What ultimately became a Datura Blouse started as a completely different project. It's a heartbreaking tragedy involving silk and snagging needles. I won't bore you with the details. There was yelling. There were tears. It was awful. But, as things tend to do, it worked out in the end. Following my debacle, I had EXACTLY enough untainted fabric to cut the bottom portion of this blouse. Happenstance.
After some hesitant test stitching on scrap fabric with a new needle, this top came together very easily. I paired the printed charmeuse with a black crepe for the yoke contrast. They're both silk and similar in weight, so they compliment each other well.
I'd read some reviews describing the pattern instructions as unclear and difficult to decipher, but I didn't run into any issues. I did, however, make a couple changes and sewed based primarily on intuition rather than a strict adherence to the directions. So, it's probably best not to use my experience as any indication as to their usability.
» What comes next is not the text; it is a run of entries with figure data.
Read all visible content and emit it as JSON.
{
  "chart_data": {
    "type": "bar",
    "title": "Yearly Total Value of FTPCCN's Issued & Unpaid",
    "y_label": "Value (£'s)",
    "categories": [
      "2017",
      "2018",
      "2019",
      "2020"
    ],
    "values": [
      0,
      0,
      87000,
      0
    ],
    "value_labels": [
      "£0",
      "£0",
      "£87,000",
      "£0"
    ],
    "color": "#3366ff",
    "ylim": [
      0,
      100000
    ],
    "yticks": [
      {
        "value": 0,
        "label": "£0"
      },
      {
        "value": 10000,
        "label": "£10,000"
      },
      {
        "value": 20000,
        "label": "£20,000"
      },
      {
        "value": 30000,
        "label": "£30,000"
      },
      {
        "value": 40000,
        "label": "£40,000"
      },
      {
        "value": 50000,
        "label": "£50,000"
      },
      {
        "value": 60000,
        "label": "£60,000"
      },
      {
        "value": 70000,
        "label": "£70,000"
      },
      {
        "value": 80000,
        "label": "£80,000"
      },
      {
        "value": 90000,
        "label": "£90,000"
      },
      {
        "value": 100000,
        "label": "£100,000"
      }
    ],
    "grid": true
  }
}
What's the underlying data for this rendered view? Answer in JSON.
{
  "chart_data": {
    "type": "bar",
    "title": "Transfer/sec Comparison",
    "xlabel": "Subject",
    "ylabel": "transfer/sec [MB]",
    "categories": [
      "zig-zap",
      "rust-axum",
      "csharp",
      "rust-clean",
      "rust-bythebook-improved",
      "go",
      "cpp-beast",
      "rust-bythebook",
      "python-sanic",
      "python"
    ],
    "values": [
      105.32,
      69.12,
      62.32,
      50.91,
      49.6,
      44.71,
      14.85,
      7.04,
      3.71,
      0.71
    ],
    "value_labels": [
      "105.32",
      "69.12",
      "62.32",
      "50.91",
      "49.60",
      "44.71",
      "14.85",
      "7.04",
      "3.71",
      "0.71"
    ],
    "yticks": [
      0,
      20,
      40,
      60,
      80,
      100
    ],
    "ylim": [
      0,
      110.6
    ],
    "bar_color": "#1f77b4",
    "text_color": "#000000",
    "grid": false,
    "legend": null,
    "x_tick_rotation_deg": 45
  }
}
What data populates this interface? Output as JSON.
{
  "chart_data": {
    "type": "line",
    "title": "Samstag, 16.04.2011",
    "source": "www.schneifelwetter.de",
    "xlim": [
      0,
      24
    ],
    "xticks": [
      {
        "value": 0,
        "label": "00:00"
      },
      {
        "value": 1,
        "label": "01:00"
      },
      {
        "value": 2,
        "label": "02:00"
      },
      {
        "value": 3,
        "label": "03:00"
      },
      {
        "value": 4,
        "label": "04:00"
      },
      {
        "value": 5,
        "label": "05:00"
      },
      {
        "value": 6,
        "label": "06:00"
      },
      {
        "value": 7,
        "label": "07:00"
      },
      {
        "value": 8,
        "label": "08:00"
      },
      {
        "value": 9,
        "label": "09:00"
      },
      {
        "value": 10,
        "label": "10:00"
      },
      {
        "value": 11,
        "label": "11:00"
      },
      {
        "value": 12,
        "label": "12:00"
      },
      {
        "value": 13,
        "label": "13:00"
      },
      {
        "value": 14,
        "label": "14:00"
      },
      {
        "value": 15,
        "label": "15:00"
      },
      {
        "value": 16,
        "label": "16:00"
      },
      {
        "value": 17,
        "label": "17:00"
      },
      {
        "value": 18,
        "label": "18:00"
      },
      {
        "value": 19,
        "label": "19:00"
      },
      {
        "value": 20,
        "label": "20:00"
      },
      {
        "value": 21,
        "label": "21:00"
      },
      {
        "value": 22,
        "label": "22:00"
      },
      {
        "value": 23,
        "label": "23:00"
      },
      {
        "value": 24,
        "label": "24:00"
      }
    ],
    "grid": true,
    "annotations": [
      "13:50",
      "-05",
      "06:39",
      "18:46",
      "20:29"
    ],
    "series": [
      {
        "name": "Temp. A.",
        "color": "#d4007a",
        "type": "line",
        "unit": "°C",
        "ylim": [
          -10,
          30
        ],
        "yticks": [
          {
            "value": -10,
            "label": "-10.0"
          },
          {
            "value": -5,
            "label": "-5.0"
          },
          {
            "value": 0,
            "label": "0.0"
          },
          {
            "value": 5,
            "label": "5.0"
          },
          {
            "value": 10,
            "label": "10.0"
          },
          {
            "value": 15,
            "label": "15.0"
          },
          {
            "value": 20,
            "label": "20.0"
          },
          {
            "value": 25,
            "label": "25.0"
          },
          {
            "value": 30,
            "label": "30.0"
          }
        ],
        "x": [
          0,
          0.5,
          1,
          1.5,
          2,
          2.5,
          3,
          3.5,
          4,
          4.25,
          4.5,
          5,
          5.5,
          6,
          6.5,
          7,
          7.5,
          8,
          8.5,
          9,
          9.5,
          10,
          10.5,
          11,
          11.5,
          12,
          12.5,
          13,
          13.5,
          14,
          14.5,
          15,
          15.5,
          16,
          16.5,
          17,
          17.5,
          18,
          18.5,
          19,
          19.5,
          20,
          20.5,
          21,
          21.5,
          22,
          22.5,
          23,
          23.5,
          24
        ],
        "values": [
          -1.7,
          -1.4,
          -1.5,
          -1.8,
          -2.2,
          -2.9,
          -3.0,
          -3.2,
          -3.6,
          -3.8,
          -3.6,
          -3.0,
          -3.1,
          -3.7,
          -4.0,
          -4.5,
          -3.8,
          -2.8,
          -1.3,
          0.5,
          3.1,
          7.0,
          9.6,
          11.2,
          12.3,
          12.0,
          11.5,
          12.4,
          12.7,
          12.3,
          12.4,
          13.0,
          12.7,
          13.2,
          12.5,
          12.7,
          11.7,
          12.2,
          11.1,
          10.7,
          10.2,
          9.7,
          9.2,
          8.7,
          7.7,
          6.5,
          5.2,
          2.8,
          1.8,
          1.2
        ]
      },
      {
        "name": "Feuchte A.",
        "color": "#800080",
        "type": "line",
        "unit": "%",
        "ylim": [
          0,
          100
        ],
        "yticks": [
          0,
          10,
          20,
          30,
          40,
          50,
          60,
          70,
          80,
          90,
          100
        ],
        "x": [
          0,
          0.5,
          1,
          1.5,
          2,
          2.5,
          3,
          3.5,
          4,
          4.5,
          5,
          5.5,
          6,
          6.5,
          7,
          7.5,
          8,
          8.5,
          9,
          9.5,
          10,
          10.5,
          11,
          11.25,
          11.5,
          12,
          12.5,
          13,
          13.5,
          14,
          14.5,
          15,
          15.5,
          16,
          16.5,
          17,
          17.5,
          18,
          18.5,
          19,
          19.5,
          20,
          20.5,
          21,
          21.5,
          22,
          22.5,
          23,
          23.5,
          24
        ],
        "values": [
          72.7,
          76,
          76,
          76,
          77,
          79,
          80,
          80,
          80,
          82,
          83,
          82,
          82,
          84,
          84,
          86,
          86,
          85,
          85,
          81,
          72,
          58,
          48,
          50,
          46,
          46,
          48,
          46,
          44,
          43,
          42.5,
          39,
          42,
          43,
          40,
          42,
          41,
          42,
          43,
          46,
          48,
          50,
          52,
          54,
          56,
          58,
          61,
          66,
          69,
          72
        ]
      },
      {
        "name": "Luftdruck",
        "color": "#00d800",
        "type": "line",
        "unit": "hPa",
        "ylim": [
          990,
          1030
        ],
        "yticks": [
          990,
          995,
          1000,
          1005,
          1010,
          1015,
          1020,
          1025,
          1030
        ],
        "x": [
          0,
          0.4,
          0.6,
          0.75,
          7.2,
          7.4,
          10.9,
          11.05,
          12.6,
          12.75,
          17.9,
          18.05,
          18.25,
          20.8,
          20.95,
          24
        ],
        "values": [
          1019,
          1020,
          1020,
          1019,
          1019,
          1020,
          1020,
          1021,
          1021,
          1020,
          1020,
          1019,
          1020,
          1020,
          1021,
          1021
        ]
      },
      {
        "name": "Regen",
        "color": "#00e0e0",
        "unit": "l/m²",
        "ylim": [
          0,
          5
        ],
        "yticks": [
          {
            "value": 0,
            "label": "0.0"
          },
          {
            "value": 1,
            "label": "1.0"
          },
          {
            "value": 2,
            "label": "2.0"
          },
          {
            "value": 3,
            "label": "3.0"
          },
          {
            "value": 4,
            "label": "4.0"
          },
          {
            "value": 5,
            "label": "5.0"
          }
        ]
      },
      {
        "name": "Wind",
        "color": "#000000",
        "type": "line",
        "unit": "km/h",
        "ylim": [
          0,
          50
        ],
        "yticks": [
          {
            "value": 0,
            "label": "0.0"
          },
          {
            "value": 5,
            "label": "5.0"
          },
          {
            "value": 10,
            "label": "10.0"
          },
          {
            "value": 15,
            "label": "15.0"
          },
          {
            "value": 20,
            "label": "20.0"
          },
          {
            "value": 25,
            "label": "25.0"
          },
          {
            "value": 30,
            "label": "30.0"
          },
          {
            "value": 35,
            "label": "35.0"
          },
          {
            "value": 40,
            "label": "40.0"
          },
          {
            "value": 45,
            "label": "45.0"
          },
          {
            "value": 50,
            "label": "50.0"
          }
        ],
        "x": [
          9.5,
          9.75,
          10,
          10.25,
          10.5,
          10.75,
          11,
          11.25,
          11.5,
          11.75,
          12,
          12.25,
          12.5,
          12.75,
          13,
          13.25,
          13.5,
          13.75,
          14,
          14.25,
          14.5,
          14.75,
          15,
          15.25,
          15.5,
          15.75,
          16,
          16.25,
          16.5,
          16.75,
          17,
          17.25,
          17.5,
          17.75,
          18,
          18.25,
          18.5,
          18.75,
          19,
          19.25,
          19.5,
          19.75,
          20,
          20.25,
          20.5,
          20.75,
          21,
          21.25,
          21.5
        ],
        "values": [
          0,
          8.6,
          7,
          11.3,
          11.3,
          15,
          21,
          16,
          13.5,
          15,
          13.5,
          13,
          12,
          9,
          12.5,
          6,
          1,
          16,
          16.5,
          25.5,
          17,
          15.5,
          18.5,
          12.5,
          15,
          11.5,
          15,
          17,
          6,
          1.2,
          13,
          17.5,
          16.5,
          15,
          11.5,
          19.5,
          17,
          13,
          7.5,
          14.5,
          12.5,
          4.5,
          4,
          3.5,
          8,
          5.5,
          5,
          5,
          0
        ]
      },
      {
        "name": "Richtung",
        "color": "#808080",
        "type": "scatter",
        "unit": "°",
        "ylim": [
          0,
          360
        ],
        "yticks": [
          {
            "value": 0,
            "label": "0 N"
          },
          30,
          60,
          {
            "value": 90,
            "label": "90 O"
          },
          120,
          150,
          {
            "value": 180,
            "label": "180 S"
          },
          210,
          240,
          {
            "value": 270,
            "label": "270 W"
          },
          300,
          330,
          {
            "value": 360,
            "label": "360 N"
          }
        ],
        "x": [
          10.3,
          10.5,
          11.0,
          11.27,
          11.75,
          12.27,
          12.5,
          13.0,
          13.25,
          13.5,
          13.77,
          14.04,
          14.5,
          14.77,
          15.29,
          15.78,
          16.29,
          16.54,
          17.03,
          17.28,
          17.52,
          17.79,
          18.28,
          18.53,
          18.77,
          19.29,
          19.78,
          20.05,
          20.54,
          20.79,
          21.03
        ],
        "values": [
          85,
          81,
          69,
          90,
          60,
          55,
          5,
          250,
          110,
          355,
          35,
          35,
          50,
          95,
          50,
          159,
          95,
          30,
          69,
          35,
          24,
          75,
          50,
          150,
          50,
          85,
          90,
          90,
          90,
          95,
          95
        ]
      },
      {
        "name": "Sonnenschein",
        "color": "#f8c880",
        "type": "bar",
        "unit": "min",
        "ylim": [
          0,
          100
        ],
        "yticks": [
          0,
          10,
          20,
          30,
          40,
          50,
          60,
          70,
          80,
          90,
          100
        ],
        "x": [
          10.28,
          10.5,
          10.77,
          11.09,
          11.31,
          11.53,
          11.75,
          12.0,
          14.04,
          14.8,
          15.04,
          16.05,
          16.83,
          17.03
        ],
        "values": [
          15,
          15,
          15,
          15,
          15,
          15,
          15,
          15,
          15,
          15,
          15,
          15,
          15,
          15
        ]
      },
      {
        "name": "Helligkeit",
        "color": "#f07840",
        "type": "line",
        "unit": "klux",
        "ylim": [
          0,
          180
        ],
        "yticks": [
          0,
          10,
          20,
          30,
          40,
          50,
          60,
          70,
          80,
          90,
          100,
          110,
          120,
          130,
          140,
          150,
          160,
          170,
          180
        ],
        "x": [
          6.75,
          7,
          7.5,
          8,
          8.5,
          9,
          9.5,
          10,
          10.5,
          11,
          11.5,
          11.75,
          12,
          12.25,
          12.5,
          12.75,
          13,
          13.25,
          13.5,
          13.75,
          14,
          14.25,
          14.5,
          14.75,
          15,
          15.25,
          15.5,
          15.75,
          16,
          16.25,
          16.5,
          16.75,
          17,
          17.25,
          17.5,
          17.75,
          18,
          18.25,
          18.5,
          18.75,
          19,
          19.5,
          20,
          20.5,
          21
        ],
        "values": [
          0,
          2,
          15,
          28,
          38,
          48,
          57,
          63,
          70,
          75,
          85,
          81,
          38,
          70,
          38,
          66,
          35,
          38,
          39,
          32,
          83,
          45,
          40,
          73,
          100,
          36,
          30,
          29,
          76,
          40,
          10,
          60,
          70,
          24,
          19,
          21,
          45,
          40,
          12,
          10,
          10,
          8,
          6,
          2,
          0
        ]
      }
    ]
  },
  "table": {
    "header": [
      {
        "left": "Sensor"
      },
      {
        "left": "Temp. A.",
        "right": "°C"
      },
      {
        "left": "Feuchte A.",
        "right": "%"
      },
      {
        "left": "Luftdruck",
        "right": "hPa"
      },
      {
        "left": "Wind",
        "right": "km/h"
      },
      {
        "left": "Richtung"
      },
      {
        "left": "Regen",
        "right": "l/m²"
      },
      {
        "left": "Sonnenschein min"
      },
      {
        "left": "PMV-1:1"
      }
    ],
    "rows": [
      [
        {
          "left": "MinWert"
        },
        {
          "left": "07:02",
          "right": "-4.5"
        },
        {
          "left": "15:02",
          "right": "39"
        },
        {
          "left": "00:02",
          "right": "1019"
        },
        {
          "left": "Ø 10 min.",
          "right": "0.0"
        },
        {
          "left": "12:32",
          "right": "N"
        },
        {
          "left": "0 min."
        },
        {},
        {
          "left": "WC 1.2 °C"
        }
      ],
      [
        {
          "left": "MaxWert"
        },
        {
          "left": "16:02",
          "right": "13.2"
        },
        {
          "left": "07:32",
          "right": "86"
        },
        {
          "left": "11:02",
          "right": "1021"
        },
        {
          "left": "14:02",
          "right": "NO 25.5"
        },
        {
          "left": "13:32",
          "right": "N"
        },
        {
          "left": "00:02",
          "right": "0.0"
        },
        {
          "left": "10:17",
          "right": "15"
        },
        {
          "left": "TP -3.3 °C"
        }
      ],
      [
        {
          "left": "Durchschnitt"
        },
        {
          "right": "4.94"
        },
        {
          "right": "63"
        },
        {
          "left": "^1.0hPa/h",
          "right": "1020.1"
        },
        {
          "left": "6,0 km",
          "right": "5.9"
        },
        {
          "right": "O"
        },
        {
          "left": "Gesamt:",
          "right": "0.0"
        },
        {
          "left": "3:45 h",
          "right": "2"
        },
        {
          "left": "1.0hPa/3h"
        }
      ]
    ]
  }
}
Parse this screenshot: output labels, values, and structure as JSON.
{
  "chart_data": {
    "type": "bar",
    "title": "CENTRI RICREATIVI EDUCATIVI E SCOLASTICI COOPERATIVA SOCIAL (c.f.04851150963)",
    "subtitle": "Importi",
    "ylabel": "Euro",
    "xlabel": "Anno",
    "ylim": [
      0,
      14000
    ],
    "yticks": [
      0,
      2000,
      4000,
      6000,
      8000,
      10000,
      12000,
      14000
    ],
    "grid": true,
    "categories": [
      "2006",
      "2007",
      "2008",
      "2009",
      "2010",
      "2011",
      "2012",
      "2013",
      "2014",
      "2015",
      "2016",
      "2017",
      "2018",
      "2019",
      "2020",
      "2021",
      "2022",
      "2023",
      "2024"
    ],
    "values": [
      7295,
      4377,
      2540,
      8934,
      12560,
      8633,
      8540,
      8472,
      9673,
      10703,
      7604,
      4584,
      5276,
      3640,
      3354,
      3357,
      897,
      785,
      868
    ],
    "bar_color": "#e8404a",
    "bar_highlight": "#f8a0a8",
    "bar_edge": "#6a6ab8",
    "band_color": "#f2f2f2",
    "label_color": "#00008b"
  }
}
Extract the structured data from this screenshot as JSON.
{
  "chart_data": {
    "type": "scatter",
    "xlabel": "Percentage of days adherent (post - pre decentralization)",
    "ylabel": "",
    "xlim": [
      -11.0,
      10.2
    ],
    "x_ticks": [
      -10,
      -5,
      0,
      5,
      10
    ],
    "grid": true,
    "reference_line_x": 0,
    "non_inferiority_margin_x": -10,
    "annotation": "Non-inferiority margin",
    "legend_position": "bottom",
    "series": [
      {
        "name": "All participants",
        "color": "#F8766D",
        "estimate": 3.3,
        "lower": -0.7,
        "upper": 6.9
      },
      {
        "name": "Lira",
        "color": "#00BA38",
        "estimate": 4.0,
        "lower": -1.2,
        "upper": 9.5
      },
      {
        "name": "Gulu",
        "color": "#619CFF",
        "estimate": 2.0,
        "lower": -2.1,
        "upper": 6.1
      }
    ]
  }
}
Most notably, I chose not to underline the yoke of my blouse. It didn't seem critical to the overall construction or fit of the garment. I also did not use any bias tape to finishes the edges. I replaced both these aspects with a rolled hem at the neckline, armscye, and hemline. Additionally, I used French seams throughout, so I can wear this top confidently without fear of fraying edges.
I already love it to pieces! I left the pattern out on my table so I can get to work making another ASAP. Really, I could use several of these in my closet. The positive ease and flattering curve over the hip makes this a really wearable blouse. In addition to the way I wore it here, I've already worn it tucked into a pencil skirt, and it looked great!
There are some pretty versatile options included with this pattern. I'm interested to see if I can tackle the cut-out neckline. And, I definitely want a PeterPan collared Datura. Ooo, and a lace one. And, I did buy some great silk prints while I was in New York last month that would be amazing tops as well...
I may be getting a little carried away. The gist is, I really love this pattern and the blouse it yielded.